Higher cfDNA levels correlated with higher levels of neutrophils, the “first responders” of the immune system, and of C-reactive protein (CRP), a marker of inflammation. The AS disease activity score with c-reactive protein (ASDAS-CRP) also had a positive correlation with cfDNA levels.

The amount of cfDNA also correlated with disease activity, as assessed using patients’ and physicians’ global assessments, though it wasn’t associated with the Bath Ankylosing Spondylitis Disease Activity Index.

The researchers then validated the predictive potential of cfDNA levels in a second (validation) group, composed of 60 patients treated with nonsteroidal anti-inflammatory drugs (NSAIDs), either alone or with other therapies.

Patients were evaluated at diagnosis and then again after about three months of follow-up. Those in the validation group also had significantly higher cfDNA levels than healthy participants.

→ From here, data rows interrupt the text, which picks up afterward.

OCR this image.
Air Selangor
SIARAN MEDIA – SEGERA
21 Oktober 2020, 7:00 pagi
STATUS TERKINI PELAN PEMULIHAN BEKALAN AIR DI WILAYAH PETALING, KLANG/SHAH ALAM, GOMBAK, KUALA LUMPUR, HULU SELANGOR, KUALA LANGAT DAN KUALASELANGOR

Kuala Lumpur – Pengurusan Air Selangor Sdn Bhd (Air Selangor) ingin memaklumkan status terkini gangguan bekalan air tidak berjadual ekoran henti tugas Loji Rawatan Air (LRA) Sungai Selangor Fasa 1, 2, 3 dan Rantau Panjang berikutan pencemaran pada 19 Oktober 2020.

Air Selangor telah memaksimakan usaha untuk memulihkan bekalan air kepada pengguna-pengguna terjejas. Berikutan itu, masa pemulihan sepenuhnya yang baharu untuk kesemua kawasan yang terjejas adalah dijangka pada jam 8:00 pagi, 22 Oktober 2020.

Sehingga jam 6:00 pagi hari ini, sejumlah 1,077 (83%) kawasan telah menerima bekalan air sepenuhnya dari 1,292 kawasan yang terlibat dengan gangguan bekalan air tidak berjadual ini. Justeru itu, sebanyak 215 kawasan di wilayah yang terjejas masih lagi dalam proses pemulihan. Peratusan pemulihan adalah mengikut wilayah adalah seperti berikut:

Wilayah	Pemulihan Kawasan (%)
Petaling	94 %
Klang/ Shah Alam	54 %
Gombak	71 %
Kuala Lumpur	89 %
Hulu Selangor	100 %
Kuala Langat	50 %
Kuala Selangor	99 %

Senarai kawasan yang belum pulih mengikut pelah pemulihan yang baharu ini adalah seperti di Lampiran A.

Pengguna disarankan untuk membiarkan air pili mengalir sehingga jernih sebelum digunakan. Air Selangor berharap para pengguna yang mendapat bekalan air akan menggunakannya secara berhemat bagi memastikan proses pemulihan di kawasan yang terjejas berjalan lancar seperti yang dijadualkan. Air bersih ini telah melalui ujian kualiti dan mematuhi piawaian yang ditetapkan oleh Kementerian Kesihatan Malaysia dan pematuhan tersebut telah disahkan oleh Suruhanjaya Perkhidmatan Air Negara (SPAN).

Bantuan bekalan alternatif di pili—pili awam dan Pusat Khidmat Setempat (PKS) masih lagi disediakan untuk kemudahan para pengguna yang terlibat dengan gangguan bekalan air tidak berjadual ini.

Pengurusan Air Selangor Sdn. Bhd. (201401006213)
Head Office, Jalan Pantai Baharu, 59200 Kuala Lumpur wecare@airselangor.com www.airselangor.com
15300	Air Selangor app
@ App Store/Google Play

A further analysis of 51 patients showed cfDNA was significantly reduced after three months of treatment, from a mean of 243 ng/ml (diagnosis) to 206 ng/ml. The reduction was only seen in those treated with a combination of NSAIDs and disease-modifying, anti-rheumatic drugs (DMARDs; from 230 to 197 ng/ml) or with NSAIDs and TNF inhibitors (277 vs. 223 ng/ml).

cfDNA levels fell significantly during treatment in responders (from 260 to 211 ng/ml), who are defined as patients with a ASDAS-CRP decline of at least 1.1, after three months of treatment, but not in nonresponders. No changes were seen in either the CRP or erythrocyte sedimentation rate (ESR) groups. ESR is also a measure of inflammation.

While CRP and ESR are commonly used to assess disease activity, biomarkers for response to treatment remain scarce, leading the researchers to analyze treatment response in those with low versus high cfDNA levels at diagnosis.

Participants with high cfDNA levels showed a significantly poorer response to treatment with NSAIDs alone, which was rescued with combo therapy. In contrast, no differences were seen regarding treatment response with NSAIDs alone or combo therapy when stratifying patients according to CRP or ESR levels.

“Patients with high cfDNA levels at diagnosis may need to initiate more aggressive therapy including DMARDs or [TNF inhibitors],” wrote the researchers, who said “cfDNA may serve as a useful biomarker in reflecting disease activity and monitoring treatment response as well as optimizing the drug selection at diagnosis in [AS].”